Ray Bishop of Bishop Custom Design has been described as “a 12-year-old living in a 41-year-old’s body.” As a little boy, he loved to play with Hot Wheels and Match Box cars. He also loved assembling model cars and customizing them with his own designs. To turn the car into a piece of art, he’d use anything he could find – White Out, finger-paint, his mother’s nail polish, and even his Dad’s soldering wire; you name it, and he experimented with it. “I was always customizing something,” Ray laughed. Little did he know that the creativity he honed as a child would lead to worldwide recognition of his talent. His latest project was the design and artwork for goalie masks and helmets worn by the 2014 Winter Olympic hockey team.
It was a mad dash for Ray to finish customizing helmets for Team USA Hockey goalies Jimmy Howard and Ryan Miller, who competed in the Winter Olympics in Sochi, Russia this February. Ray said Jimmy wanted a stars-and-stripes theme for his mask, so it was painted using a wing pattern. An eagle’s face on the forehead area completed the bold, patriotic motif. Miller’s mask features a fearsome bald eagle on the left side and a brawny Uncle Sam on the other, an update of the mask that served him so well at the 2010 games.
This is the fourth Winter Olympics for which hockey players chose to wear equipment featuring Ray’s artwork, and customizing goalie masks has become his niche. “My artwork has touched people all over the world,” smiles Ray, having created designs and artwork for people in Sweden, Russia, Germany and South Korea. “In this type of medium, I am very well received,” he said humbly. “The good Lord blessed me with my talent.”

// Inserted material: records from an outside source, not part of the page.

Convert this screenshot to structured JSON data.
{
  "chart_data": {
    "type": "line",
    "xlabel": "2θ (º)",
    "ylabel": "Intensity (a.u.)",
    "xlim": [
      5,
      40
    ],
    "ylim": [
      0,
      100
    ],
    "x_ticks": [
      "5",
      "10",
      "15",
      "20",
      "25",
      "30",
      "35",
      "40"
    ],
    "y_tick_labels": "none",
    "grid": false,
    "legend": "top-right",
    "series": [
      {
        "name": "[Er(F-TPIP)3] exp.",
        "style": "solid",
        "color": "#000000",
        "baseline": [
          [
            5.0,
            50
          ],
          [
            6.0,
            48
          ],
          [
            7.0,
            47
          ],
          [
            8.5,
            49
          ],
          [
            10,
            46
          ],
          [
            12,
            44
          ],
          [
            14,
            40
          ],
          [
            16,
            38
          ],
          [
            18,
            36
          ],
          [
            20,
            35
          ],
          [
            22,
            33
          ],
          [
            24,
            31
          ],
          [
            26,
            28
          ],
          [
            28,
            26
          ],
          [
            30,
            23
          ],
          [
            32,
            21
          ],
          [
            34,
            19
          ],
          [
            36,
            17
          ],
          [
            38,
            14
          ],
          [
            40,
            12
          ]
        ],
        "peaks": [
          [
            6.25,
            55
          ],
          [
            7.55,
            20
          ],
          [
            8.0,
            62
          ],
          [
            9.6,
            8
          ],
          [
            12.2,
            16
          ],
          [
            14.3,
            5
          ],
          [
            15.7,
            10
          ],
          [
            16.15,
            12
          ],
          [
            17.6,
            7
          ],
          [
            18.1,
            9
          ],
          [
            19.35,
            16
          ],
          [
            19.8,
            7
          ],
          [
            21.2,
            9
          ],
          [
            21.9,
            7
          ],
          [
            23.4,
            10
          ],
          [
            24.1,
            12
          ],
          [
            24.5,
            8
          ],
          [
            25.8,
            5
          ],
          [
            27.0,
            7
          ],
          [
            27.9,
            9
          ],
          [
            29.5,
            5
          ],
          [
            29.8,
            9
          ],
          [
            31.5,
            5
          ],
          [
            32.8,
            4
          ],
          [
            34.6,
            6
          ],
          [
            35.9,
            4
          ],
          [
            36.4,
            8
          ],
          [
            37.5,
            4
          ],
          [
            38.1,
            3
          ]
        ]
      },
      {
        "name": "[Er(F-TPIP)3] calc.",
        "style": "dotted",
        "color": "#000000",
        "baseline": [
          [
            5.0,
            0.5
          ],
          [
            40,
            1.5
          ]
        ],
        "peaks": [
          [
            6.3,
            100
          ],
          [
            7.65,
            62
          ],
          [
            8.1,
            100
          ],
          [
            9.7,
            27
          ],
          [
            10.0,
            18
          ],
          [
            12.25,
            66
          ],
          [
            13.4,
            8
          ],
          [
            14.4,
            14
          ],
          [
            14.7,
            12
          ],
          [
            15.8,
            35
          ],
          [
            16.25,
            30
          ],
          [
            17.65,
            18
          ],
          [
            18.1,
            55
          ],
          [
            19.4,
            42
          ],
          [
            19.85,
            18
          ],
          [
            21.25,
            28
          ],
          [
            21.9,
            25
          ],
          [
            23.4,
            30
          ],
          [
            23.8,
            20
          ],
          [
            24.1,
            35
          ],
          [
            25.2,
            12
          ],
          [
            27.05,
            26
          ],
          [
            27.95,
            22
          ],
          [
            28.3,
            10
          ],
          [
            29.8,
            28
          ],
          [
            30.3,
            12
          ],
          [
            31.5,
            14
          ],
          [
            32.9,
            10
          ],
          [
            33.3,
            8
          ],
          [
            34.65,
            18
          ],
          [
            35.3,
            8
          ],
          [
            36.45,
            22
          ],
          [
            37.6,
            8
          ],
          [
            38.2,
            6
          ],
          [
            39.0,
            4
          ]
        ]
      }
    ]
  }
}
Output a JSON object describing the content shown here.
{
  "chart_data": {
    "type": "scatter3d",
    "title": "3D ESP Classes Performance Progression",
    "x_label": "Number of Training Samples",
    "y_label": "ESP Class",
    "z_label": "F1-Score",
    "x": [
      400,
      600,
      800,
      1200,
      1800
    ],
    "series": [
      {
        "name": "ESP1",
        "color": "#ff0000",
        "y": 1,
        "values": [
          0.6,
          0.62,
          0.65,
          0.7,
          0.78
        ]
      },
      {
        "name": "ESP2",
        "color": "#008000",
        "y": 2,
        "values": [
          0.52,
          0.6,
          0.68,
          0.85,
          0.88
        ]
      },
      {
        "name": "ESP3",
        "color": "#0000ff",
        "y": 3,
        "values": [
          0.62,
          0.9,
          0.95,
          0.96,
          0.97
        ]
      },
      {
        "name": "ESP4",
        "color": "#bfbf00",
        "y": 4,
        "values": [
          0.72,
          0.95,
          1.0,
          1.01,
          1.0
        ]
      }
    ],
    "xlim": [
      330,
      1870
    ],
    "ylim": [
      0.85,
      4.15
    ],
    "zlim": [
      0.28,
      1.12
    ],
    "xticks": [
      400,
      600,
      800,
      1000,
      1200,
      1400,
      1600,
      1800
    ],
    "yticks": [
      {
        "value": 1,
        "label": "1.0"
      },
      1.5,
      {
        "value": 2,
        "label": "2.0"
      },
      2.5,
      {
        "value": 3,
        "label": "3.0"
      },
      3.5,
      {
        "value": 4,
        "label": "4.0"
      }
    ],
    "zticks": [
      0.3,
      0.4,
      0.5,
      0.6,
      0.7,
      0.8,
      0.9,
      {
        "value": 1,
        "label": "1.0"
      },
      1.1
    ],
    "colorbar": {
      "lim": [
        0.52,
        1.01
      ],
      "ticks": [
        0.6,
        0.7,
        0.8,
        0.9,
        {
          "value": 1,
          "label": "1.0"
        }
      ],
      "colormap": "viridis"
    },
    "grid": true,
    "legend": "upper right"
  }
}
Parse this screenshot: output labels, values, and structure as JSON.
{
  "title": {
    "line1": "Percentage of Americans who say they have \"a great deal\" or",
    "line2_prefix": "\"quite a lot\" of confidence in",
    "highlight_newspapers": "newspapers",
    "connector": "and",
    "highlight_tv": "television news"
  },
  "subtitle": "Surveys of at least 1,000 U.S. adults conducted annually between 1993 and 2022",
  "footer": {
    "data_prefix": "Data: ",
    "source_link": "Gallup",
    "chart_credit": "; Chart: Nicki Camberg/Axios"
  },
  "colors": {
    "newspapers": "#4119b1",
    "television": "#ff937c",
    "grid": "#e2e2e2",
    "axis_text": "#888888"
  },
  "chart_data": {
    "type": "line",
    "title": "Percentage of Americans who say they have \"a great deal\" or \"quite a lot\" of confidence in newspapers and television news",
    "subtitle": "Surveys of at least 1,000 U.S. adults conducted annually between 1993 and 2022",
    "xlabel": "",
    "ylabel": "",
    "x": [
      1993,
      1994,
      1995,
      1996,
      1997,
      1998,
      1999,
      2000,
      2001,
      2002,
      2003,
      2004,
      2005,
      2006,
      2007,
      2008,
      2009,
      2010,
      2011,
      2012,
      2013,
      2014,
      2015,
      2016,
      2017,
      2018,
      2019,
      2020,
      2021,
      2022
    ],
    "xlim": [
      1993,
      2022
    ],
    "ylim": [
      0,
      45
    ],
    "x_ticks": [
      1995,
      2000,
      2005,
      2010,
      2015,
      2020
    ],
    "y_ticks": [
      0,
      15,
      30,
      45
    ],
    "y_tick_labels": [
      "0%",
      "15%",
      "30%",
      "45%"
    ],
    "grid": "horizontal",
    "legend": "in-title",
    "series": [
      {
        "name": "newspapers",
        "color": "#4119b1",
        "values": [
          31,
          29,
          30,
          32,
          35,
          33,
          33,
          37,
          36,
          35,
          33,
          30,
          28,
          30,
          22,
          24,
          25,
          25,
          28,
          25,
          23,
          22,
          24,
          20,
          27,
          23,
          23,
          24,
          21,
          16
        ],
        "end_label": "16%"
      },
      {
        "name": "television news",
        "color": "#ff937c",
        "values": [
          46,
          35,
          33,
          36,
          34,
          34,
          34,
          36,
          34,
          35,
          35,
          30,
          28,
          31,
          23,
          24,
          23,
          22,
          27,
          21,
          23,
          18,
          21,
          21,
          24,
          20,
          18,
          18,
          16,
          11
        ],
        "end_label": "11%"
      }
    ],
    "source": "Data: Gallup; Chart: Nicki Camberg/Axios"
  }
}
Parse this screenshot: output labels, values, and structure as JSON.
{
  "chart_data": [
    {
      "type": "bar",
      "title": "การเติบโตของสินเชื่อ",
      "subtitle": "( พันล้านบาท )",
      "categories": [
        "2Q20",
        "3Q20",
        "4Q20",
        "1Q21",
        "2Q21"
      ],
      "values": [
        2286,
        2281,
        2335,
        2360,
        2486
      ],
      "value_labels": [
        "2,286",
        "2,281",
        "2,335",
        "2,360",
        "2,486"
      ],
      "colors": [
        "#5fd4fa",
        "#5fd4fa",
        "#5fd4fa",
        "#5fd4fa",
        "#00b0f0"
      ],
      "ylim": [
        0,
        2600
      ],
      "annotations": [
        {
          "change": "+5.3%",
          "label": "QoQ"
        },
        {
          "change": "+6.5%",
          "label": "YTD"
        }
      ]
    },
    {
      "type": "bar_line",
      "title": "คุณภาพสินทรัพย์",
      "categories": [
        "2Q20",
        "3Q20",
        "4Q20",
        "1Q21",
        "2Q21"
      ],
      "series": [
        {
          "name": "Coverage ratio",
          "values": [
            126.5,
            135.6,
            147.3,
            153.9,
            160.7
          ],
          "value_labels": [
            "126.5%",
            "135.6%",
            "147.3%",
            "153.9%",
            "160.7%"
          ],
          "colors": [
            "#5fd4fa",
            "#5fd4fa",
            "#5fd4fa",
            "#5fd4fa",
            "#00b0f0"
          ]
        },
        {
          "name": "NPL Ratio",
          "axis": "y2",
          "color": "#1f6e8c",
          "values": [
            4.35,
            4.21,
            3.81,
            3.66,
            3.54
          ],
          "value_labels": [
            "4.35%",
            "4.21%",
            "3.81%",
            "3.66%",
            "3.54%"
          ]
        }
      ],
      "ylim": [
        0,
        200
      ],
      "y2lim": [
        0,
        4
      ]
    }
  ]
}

Ray’s journey to success began soon after he became engaged to his wife, Nan. They were living in Farmington Hills, and he answered phones for a company that handled leased vehicles for Ford Motor Company. “I hated every minute of it,” he laughs. He began to think about what he wanted to do with his life. Ray told Nan that he had always wanted an airbrush gun for painting. “Well, let’s go get you one,” was his wife’s reply. One year after that purchase, he had his own business. “I didn’t want to sit behind a desk,” said Ray with a sheepish smile. While seeking a canvas for his artwork, Ray obtained some street hockey masks and embellished them. He visited area ice rinks and pro shops with examples of his work and offered to paint hockey helmets for local skaters. He also practiced his craft and improved his technique. His business really began to blossom after he watched a Detroit Vipers hockey game on TV at a New Year’s Eve party. “The goalies were wearing plain, white masks!” Ray exclaimed. He made some phone calls and got his first job doing helmet art for Jeff Reese, a Detroit Vipers player. A hockey equipment manufacturer in Port Huron area saw Ray’s handiwork, and the venture snowballed from there. He began doing artwork and designs for masks worn all around the country.
Several Detroit Red Wings players have skated wearing Ray’s helmet art, including Chris Osgood, Dominik Hasek and Ty Conklin. He even painted a hockey mask for Nicklas Lidstrom’s son, as well as a custom design on a motorcycle the Red Wings used for a fundraising event. “It turned out very cool!” he remembered. Ray’s design concepts come to him constantly, and he says he receives inspiration when he wakes up in the morning. “I fall asleep with ideas in my head,” he said, and the long process begins from there. “A lot of work goes into the helmets,” said Ray, who spends 40 to 60 hours completing just one piece. “It’s not cookie cutter stuff!” he exclaimed, “There’s definitely a lot of time involved in each project.”
Ray lives in Grand Blanc with his wife and their four children: Nicholas, 13; Kaitlyn, 11; Nathan, 7; and Emelia, 5. The kids are home-schooled and they’ve each embraced some form of artistic expression such as coloring, drawing, and building with Legos. Ray believes that his son Nathan may just follow in his footsteps. “He plays like I did when I was a little boy,” Ray laughed.
Having recently teamed up with his best friend and business partner, Matt Carter, Ray looks forward to expanding his venture. “I call it ‘the shop’ and Matt calls it ‘the office,’” Ray said playfully of their new facility in Grand Blanc. Nan Bishop and Matt’s wife, Lisa, are also partners in the business. “He is so talented,” says Lisa of Ray. “For him, anything is a canvas.” Ray agrees, smiling, “If it will hold still long enough, I’ll paint it.” His body of artwork extends far beyond hockey helmets, to guitars and drum sets for rock bands and country musicians. He even painted a baby grand piano and designed an album cover for the Boulder Bassoon Quartet.
Ray’s talent is admired by people all over the world, but one of his many Facebook fans, Michael Fadden, says it best. “Your work should be on display at a gallery. Each piece is better than the last.” Ray says his hope is to continue developing his talent. “I always strive to make each piece better than the last,” he says. “I’ll never stop learning.”